Nevertheless, the impact of Core Performance Company’s “Life Interrupted” and “walk,” which took place within a community-based residency in St. Antonin-Noble-Val hit a nerve with some of the refugees there who were in the process of adapting to an entirely different way of life. They were changed by their connection to each other in their week together, including experiencing the performances.
She cited the comments of an Eritrean, who had been in the St. Antonin-Noble-Val area for only six months. Following building a labyrinth, a maze-like path used for ritual and spiritual growth in ancient societies, and being part of the “walk” performance, he approached her to say that “This is the first time I have felt part of the village, part of a family again.”
But she added that she really didn’t have to go all the way to France to experience this kind of feedback. The company has experienced the same far closer to home in nearby Clarkston where Afghanistan, Syrian and Sudanese refugees have also been moved by their performances.
“You know that you have touched someone deeply when they tell you their story and say that they can’t go back because the Taliban would kill their family members,” she said. “It’s so heartfelt. It becomes real.”
The company doesn’t limit its performances and workshops to themes experienced by displaced persons. They also include performances for children with special needs and have developed movements that take advantage of the labyrinths which they have created in Atlanta, Houston and St. Antonin-Noble-Val.
“With those who have physical limitations and special needs, movement can be an entry point into something deeper, perhaps freeing” she said. “We wait, listen and see how they engage with us on a particular day. They may just want to watch us walk through the labyrinth and we may do something very simple movement wise such as having them brushing their hands on their skin. They light up at the experience.”

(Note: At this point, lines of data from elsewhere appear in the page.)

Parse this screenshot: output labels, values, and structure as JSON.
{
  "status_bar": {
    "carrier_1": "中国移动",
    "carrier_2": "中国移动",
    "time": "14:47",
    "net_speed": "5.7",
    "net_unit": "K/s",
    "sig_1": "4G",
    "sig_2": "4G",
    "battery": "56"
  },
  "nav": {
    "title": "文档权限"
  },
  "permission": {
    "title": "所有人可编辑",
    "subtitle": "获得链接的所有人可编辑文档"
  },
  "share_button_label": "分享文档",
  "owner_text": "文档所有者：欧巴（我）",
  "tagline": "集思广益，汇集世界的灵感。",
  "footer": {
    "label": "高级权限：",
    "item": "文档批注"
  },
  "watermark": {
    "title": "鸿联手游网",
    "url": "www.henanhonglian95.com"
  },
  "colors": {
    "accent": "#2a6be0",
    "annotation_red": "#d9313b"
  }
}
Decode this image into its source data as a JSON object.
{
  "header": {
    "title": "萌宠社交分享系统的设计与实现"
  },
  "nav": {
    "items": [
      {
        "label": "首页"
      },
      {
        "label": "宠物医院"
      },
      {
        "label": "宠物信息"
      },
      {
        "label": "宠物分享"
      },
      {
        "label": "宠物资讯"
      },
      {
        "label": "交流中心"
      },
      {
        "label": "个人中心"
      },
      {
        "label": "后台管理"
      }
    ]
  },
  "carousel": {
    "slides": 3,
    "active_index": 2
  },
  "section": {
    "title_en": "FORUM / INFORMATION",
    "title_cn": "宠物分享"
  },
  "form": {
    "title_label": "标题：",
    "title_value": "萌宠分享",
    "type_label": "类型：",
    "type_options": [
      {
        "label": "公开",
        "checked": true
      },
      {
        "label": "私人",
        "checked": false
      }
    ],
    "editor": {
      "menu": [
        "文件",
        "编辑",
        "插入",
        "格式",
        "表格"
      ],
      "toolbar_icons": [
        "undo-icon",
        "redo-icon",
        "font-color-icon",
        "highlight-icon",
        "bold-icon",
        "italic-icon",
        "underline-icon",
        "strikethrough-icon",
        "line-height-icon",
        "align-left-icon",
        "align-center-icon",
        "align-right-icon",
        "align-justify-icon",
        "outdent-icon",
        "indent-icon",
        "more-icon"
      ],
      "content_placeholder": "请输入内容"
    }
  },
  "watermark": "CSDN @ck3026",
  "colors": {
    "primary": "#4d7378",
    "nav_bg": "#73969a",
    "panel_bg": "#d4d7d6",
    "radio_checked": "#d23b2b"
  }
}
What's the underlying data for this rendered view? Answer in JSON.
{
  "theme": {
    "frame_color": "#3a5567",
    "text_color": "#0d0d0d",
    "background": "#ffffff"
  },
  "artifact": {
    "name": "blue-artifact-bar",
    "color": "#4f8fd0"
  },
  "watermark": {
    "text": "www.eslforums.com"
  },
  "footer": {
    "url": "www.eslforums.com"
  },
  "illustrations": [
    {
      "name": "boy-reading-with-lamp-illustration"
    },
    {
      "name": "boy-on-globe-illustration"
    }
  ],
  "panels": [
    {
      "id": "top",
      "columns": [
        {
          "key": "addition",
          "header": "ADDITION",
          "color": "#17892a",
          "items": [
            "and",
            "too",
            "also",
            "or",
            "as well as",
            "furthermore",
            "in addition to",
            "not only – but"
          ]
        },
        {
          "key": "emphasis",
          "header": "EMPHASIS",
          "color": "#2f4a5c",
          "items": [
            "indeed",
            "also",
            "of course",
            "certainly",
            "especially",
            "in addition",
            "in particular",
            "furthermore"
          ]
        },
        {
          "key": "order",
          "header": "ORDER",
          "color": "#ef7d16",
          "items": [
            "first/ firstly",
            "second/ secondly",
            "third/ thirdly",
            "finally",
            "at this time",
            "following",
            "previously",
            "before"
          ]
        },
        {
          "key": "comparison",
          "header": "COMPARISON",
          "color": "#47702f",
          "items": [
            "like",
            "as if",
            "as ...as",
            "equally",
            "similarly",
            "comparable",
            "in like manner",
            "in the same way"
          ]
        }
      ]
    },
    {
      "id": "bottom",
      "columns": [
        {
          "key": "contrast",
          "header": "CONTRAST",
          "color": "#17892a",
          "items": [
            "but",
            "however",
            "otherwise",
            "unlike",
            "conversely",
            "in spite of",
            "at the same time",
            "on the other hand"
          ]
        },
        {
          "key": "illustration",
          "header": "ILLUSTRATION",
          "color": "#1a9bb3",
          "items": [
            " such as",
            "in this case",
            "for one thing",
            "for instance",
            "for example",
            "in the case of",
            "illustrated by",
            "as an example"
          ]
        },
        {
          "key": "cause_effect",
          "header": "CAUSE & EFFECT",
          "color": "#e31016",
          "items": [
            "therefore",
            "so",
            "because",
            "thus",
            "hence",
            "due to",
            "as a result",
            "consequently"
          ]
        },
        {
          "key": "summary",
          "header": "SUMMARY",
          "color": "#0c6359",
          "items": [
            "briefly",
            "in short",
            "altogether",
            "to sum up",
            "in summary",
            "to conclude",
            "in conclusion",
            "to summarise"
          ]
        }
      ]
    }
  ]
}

The recent visit to Toulouse was the third for the company, which had gone there in 2014 and 2015 during another Sister City, Toulouse Atlanta exchange. This August, the company will welcome two organizers Sarah Turquety and Emmanuel Courtin from l’association ALEF Productions of Toulouse to attend the annual gathering of Alternate ROOTS, an organization committed to art as a catalyst for social change.
The 2016-17 season is the 36th season for the Company. Ms. Schroeder co-founded Core Dance, the home of Core Performance Company, in Houston with her sister, Kathy, and opened the Decatur studio in 1986.